The cooked bangers were subjected to a taste test by the public, who voted for their favourite.
The "battle of the butchers" was part of Puke Ariki's KiwiPrefab: Cottage to Cutting Edge exhibition now on display on the foreshore.
Mr Morrison's sausage was a 100 per cent pork sausage with secret spices.
Mr Sattler went with his 100 per cent lamb and mint gluten-free sausages while Mr Wormald cooked chicken, rocket and roasted cashew nut sausages.
With 250 public votes cast, Mr Wormald's offering was named the best sausage.
During the cook-off the butchers shared plenty of tips on how to cook the perfect sausage.

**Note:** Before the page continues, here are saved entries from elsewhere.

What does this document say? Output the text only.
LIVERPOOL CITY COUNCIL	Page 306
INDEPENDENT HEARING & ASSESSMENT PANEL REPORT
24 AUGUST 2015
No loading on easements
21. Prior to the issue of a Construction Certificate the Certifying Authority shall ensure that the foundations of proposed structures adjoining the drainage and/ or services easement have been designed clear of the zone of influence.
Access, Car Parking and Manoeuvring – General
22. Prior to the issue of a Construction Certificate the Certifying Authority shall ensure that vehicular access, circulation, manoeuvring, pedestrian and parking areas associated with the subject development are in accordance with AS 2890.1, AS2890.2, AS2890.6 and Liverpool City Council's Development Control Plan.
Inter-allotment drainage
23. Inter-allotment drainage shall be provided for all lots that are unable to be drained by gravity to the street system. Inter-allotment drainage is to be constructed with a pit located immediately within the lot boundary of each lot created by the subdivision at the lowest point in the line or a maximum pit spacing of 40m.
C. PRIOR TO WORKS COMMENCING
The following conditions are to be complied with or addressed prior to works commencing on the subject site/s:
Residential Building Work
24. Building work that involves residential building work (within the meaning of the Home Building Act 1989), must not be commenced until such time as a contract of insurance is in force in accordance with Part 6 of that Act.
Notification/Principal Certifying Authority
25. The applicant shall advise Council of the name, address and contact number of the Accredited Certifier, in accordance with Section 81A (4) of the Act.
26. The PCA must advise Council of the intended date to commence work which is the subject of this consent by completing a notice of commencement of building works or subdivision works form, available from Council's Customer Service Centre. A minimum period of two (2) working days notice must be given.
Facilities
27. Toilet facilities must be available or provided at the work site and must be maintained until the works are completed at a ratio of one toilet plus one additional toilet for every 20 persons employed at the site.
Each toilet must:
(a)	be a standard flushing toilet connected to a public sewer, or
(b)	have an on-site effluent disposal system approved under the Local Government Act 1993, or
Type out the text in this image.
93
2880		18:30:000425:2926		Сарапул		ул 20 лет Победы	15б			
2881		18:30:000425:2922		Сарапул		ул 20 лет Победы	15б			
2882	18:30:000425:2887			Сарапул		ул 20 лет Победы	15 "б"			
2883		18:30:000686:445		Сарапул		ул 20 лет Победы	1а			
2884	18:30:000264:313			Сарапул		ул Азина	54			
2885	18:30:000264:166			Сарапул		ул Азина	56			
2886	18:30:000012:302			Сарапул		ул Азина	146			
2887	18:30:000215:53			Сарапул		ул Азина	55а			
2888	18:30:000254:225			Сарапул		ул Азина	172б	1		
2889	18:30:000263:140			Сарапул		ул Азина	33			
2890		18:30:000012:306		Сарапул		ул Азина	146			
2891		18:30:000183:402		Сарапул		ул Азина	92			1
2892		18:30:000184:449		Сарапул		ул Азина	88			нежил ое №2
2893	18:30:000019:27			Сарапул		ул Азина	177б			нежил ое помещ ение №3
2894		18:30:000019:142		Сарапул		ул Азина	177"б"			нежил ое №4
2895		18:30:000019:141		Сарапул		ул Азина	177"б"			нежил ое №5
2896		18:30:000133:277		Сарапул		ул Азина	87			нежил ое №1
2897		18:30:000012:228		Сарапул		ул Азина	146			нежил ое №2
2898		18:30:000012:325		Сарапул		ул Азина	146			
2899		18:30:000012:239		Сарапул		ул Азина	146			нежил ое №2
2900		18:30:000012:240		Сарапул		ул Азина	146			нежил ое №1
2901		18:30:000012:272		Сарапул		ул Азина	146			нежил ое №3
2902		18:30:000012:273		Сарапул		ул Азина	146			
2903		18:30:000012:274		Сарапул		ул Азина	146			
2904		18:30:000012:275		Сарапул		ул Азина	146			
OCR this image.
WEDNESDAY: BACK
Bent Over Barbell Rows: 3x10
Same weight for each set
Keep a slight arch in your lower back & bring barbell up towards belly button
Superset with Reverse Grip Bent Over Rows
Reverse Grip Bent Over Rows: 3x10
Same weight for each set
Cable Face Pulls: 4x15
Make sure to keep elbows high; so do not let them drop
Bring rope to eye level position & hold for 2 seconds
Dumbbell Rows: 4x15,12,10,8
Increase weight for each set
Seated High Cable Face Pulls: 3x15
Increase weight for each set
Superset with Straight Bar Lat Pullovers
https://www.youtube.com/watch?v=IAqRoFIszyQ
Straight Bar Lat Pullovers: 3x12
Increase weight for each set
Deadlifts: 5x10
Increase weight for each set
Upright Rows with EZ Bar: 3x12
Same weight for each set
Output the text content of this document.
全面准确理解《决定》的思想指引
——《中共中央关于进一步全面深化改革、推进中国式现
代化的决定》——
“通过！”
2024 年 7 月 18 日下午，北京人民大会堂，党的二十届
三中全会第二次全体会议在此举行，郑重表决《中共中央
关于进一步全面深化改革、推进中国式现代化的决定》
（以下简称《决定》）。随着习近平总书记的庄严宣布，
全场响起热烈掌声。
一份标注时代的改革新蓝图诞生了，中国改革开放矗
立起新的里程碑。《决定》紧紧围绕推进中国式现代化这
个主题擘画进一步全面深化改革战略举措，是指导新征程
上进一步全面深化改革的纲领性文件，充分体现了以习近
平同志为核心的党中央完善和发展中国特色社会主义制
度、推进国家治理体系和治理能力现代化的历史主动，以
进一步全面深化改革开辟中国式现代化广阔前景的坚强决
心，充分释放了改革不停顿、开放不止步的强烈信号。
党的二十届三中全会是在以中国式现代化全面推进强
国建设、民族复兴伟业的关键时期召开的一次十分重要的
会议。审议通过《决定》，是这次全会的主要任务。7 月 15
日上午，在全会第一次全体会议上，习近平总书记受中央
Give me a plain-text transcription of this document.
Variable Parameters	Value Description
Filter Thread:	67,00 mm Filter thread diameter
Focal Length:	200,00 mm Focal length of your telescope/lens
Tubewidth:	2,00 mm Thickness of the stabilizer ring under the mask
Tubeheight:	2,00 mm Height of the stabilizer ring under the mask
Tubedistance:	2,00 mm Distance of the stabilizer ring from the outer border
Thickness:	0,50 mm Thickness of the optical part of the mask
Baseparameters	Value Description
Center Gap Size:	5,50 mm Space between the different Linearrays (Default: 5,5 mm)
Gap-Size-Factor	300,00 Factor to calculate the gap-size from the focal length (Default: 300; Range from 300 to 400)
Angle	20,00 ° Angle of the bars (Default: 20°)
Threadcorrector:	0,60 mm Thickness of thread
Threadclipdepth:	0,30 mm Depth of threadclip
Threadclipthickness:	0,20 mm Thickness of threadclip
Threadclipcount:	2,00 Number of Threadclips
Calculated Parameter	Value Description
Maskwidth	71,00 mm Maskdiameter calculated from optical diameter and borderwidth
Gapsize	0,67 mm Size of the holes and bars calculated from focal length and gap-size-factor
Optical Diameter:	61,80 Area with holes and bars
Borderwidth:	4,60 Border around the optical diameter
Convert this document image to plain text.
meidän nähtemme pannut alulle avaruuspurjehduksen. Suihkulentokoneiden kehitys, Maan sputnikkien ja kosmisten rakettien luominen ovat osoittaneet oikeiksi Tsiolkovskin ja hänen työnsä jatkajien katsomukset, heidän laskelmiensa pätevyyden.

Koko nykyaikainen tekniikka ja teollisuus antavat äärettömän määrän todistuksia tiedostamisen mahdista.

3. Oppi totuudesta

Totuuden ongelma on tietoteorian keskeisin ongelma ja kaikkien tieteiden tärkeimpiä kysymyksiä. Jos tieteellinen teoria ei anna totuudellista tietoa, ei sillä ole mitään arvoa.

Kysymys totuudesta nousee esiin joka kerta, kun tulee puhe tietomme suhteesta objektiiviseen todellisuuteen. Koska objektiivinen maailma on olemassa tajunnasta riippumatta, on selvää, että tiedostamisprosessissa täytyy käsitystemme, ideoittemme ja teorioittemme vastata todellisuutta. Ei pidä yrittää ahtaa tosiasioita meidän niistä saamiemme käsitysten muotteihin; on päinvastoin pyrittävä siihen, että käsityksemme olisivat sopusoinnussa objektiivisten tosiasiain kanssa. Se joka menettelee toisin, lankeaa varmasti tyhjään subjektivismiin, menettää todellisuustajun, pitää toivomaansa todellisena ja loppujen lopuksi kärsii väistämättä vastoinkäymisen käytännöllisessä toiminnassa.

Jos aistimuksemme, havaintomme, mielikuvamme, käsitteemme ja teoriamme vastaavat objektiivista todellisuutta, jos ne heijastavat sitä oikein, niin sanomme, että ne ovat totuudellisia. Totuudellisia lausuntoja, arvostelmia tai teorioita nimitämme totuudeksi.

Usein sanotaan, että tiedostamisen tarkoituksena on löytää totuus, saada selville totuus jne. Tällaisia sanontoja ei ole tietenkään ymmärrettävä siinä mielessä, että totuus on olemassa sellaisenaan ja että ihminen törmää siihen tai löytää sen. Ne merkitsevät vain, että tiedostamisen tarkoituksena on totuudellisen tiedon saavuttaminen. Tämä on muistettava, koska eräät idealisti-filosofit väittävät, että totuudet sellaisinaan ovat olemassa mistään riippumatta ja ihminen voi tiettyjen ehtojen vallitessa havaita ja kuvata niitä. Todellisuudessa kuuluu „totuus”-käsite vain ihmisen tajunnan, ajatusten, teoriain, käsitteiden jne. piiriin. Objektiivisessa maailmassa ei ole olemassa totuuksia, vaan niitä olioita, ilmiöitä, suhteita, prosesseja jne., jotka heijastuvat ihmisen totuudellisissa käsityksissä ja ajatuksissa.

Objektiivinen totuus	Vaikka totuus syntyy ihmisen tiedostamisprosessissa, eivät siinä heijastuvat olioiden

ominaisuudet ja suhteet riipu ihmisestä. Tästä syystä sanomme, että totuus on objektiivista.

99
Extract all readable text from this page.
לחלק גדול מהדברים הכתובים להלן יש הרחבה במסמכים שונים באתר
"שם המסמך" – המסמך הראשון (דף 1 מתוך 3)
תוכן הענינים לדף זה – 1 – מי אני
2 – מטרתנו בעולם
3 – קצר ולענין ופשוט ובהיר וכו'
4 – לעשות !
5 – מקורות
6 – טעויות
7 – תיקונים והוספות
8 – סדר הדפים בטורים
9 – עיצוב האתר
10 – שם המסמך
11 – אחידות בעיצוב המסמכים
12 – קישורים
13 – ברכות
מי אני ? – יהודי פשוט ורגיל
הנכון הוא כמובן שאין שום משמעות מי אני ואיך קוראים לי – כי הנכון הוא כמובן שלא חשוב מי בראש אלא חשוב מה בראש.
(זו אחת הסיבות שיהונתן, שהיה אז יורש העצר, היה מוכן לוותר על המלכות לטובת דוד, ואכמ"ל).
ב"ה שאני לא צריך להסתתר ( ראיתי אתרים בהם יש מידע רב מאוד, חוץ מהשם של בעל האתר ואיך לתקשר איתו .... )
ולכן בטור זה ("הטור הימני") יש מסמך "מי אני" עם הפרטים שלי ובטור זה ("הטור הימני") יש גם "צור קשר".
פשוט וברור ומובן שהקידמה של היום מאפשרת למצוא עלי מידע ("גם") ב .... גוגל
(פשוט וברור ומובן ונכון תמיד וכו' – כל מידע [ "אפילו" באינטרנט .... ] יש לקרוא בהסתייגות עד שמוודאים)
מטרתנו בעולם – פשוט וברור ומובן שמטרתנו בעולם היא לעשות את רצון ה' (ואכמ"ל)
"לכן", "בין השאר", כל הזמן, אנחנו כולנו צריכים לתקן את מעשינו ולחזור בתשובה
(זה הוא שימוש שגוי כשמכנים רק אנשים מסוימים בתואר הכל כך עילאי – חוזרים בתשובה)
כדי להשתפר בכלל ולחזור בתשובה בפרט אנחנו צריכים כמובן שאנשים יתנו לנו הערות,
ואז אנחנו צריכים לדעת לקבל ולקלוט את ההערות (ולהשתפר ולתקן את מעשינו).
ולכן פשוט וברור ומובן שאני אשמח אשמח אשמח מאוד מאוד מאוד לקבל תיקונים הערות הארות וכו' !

Mr Morrison said making sure the barbecue plate temperature was not too hot was essential, "otherwise they'll burst out the end".
Cooking on an unfamiliar barbecue was a bit of a challenge, Mr Morrison said.
"But you can't blame your tools so you just soldier on anyway," he said.
The Kiwi Butcher's pork sausages had previously won a gold medal at the 2005 New Zealand Sausage Competition, Mr Morrison said.
He said he only pricked his sausages before cooking if they had been made fresh that day.
"They seem to retain a lot more moisture when you cook them from fresh."
That said, sausages tasted best a couple of days after being made, he said.
He also said he never pre-cooked his sausages before putting them on the barbecue.
Mr Wormald said because sausages were dense in meat, it was best to cook them slowly without too much rotating.
"Preferably don't play with them too much," Mr Wormald said.
Mr Sattler said he did not use any tomato sauce on his sausages, to ensure the flavours could speak for themselves.
"This is one of our biggest sellers," Mr Sattler said of his lamb and mint bangers.
He also agreed that cooking a sausage slowly was the best method.
"Take your time, there's no hurry," he said.
"Good things take time. You can't rush some things."
Mr Morrison said he preferred cooking his sausages on the hot plate first, and then moving them to the grill at the end.
Sausages were ready to be served up when they were nice and firm to the touch, he said.
This usually took at least 15 to 20 minutes to achieve, Mr Wormald said.